Based (loosely) on Chekhov’s play of a similar name, Walker’s sisters don’t want to move to Moscow from a small provincial Russian town; they merely want to get back across the Humber River and leave Etobicoke. Abandon hope, ye who cross the Humber! Jordana (Norwich), the motherly “Olga” of the piece, tries and fails to keep things together (with ice cream cone cupcakes) in the household for “Masha” sister Gillian, (Jamie Arfin) the artist, not a pianist but the surgically-enhanced star of a Vancouver-filmed sci-fi series; and childish and ennui-filled “Irina” sister Kris (Alexandra Parravano, of my high school graduating class), whose life can be over at the end of a movie. A deceased father, absent mother and charming but "drifting" (to say the least) brother, Rowan (Julian De Zotti), who may be a boy in a plaid shirt or a subway, depending on when you ask him, round out the sisters’ family baggage.
The show is arch without being artificial, occasionally subverting theatrical convention with narrative sense. As things spiral into chaos and back again, supernatural and magical elements gradually insert themselves into the plot in a way the audience is more than willing to go with. This is one of the few Fringe plays with necessarily (comparatively) elaborate costumes and props that add to our enjoyment of the evening. The show is occasionally aggressively wacky; it says something that the audience’s “entry” into the show, in character terms, might not even really be there. Each character grounds and then throws the show off in turn, alternately sympathetic and crazed, with an emphasis on crazed. Like Chekhov, while plot is necessary, it is the characters who are indelible.

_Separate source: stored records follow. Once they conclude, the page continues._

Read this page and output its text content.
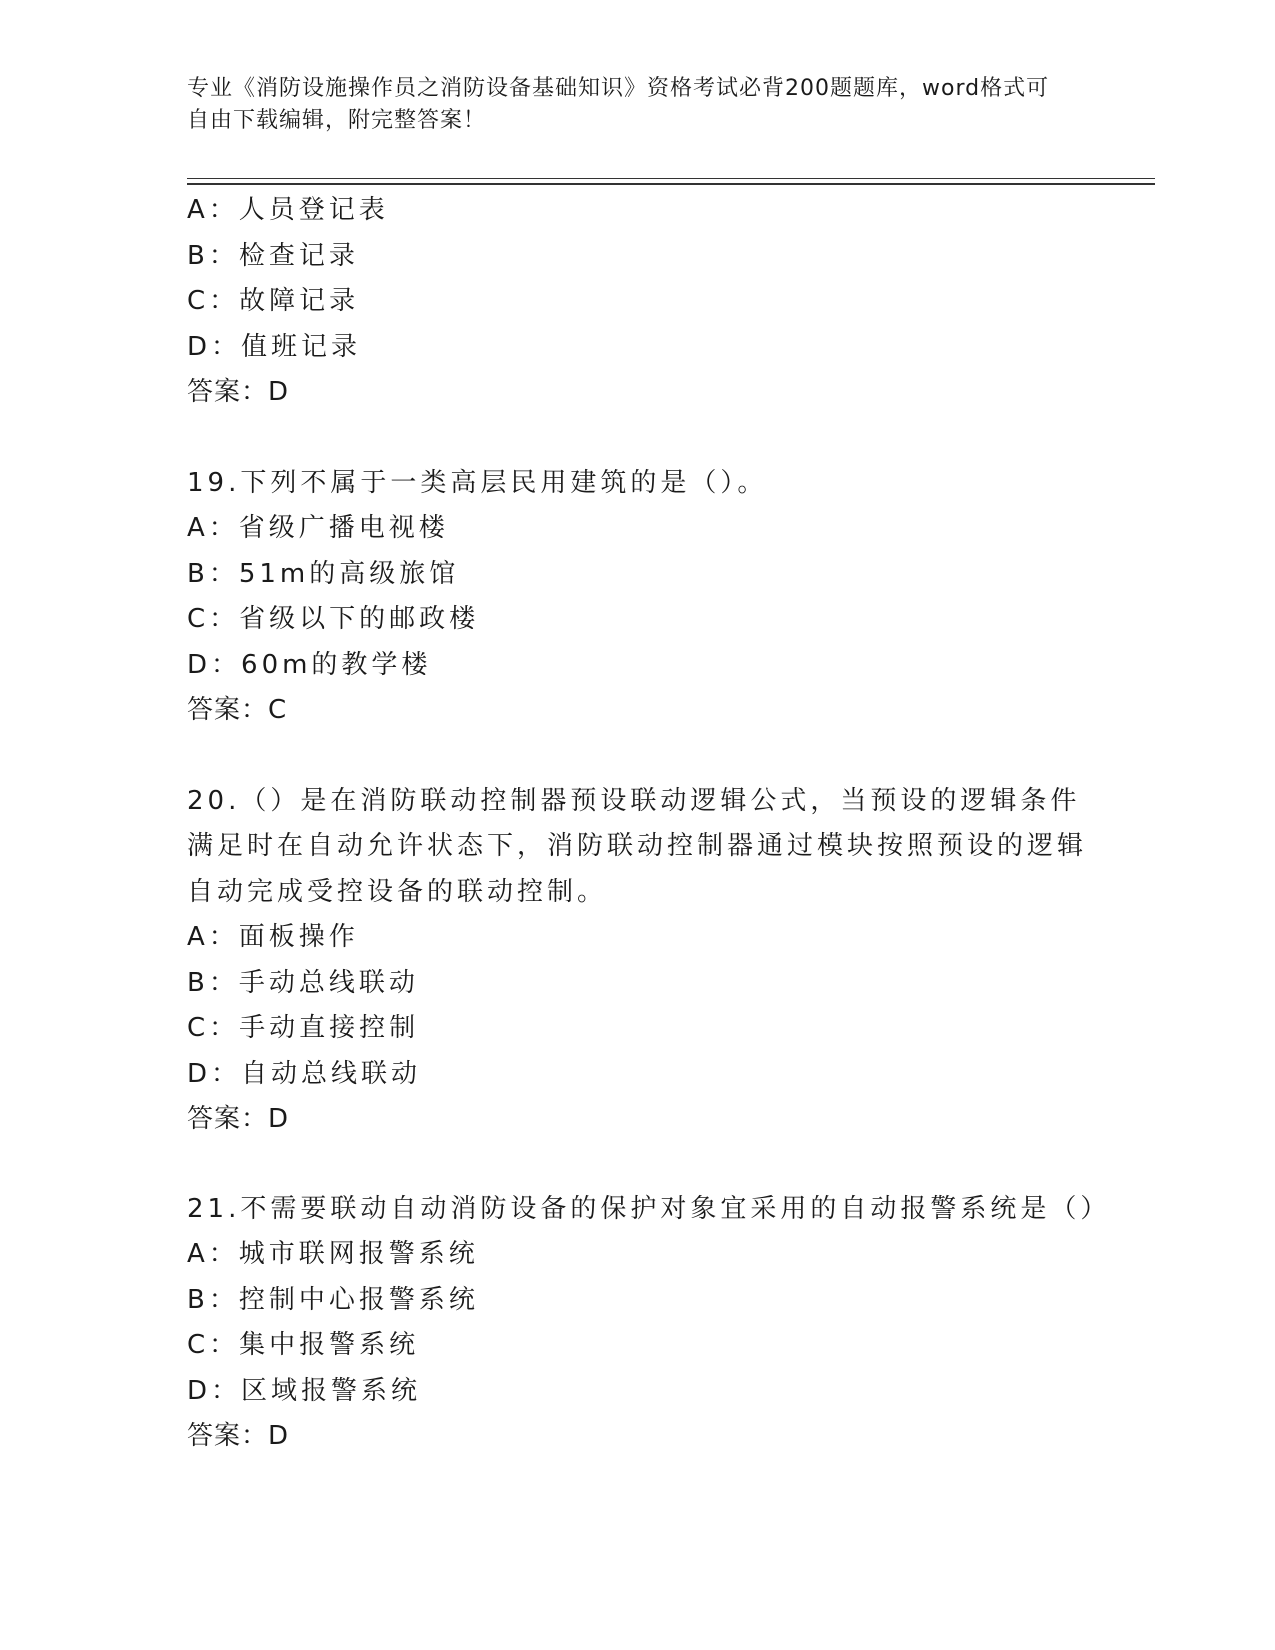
专业《消防设施操作员之消防设备基础知识》资格考试必背200题题库，word格式可自由下载编辑，附完整答案！
A：人员登记表
B：检查记录
C：故障记录
D：值班记录
答案：D
19.下列不属于一类高层民用建筑的是（）。
A：省级广播电视楼
B：51m的高级旅馆
C：省级以下的邮政楼
D：60m的教学楼
答案：C
20.（）是在消防联动控制器预设联动逻辑公式，当预设的逻辑条件满足时在自动允许状态下，消防联动控制器通过模块按照预设的逻辑自动完成受控设备的联动控制。
A：面板操作
B：手动总线联动
C：手动直接控制
D：自动总线联动
答案：D
21.不需要联动自动消防设备的保护对象宜采用的自动报警系统是（）
A：城市联网报警系统
B：控制中心报警系统
C：集中报警系统
D：区域报警系统
答案：D
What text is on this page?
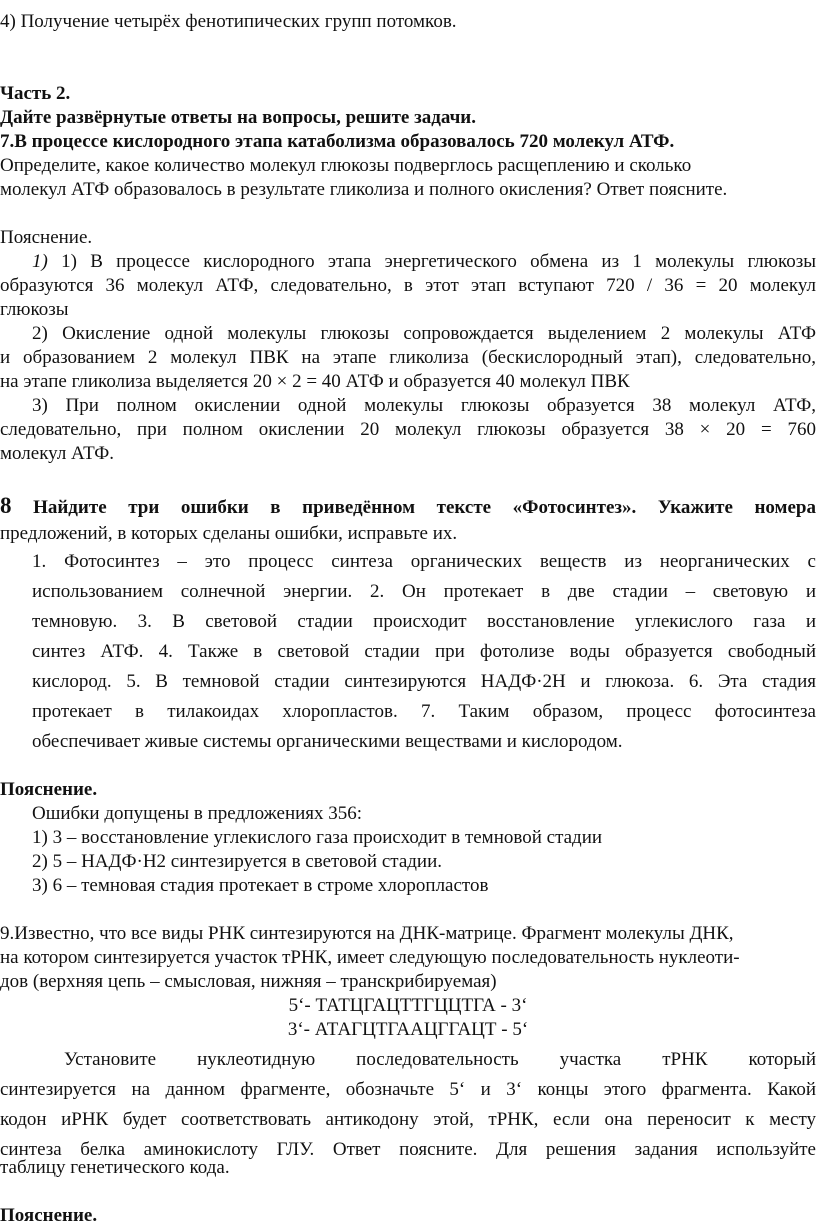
4) Получение четырёх фенотипических групп потомков.
Часть 2.
Дайте развёрнутые ответы на вопросы, решите задачи.
7.В процессе кислородного этапа катаболизма образовалось 720 молекул АТФ.
Определите, какое количество молекул глюкозы подверглось расщеплению и сколько
молекул АТФ образовалось в результате гликолиза и полного окисления? Ответ поясните.
Пояснение.
1) 1) В процессе кислородного этапа энергетического обмена из 1 молекулы глюкозы
образуются 36 молекул АТФ, следовательно, в этот этап вступают 720 / 36 = 20 молекул
глюкозы
2) Окисление одной молекулы глюкозы сопровождается выделением 2 молекулы АТФ
и образованием 2 молекул ПВК на этапе гликолиза (бескислородный этап), следовательно,
на этапе гликолиза выделяется 20 × 2 = 40 АТФ и образуется 40 молекул ПВК
3) При полном окислении одной молекулы глюкозы образуется 38 молекул АТФ,
следовательно, при полном окислении 20 молекул глюкозы образуется 38 × 20 = 760
молекул АТФ.
8 Найдите три ошибки в приведённом тексте «Фотосинтез». Укажите номера
предложений, в которых сделаны ошибки, исправьте их.
1. Фотосинтез – это процесс синтеза органических веществ из неорганических с
использованием солнечной энергии. 2. Он протекает в две стадии – световую и
темновую. 3. В световой стадии происходит восстановление углекислого газа и
синтез АТФ. 4. Также в световой стадии при фотолизе воды образуется свободный
кислород. 5. В темновой стадии синтезируются НАДФ·2Н и глюкоза. 6. Эта стадия
протекает в тилакоидах хлоропластов. 7. Таким образом, процесс фотосинтеза
обеспечивает живые системы органическими веществами и кислородом.
Пояснение.
Ошибки допущены в предложениях 356:
1) 3 – восстановление углекислого газа происходит в темновой стадии
2) 5 – НАДФ·Н2 синтезируется в световой стадии.
3) 6 – темновая стадия протекает в строме хлоропластов
9.Известно, что все виды РНК синтезируются на ДНК-матрице. Фрагмент молекулы ДНК,
на котором синтезируется участок тРНК, имеет следующую последовательность нуклеоти-
дов (верхняя цепь – смысловая, нижняя – транскрибируемая)
5‘- ТАТЦГАЦТТГЦЦТГА - 3‘
3‘- АТАГЦТГААЦГГАЦТ - 5‘
Установите нуклеотидную последовательность участка тРНК который
синтезируется на данном фрагменте, обозначьте 5‘ и 3‘ концы этого фрагмента. Какой
кодон иРНК будет соответствовать антикодону этой, тРНК, если она переносит к месту
синтеза белка аминокислоту ГЛУ. Ответ поясните. Для решения задания используйте
таблицу генетического кода.
Пояснение.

Jordana is a 27-year-old community college teacher struggling to get enough courses to make enough money to live on her own, instead of at home. Let’s just say it would be tough for this character not to resonate with this reviewer, because check, check, check, check and also check. Norwich is appealingly twitchy as a woman who can’t seem to choose between fending off the madness and giving into it. Arfin is great as the gradually-plasticizing Gillian who describes certain situations as “totally siblings.” Parravano throws herself into a robust characterization of a twentysomething who isn’t quite not a teenager yet, and De Zotti is an appealing and magnetic break from the estrogen who makes you believe in his centrality to the lives of the others.
Though tonally, the sisters can sometimes gets a little over-pitched, shouty and shrill, and it does bother me a bit that, like so many other shows, the larger actress’ body is dressed and played for laughs, the dialogue is smart and funny and revelations intrigue. Watching the show, you get the feeling that, just like Chekhov’s sisters, Walker’s will end up in the end of a Beckett play: “They do not move.”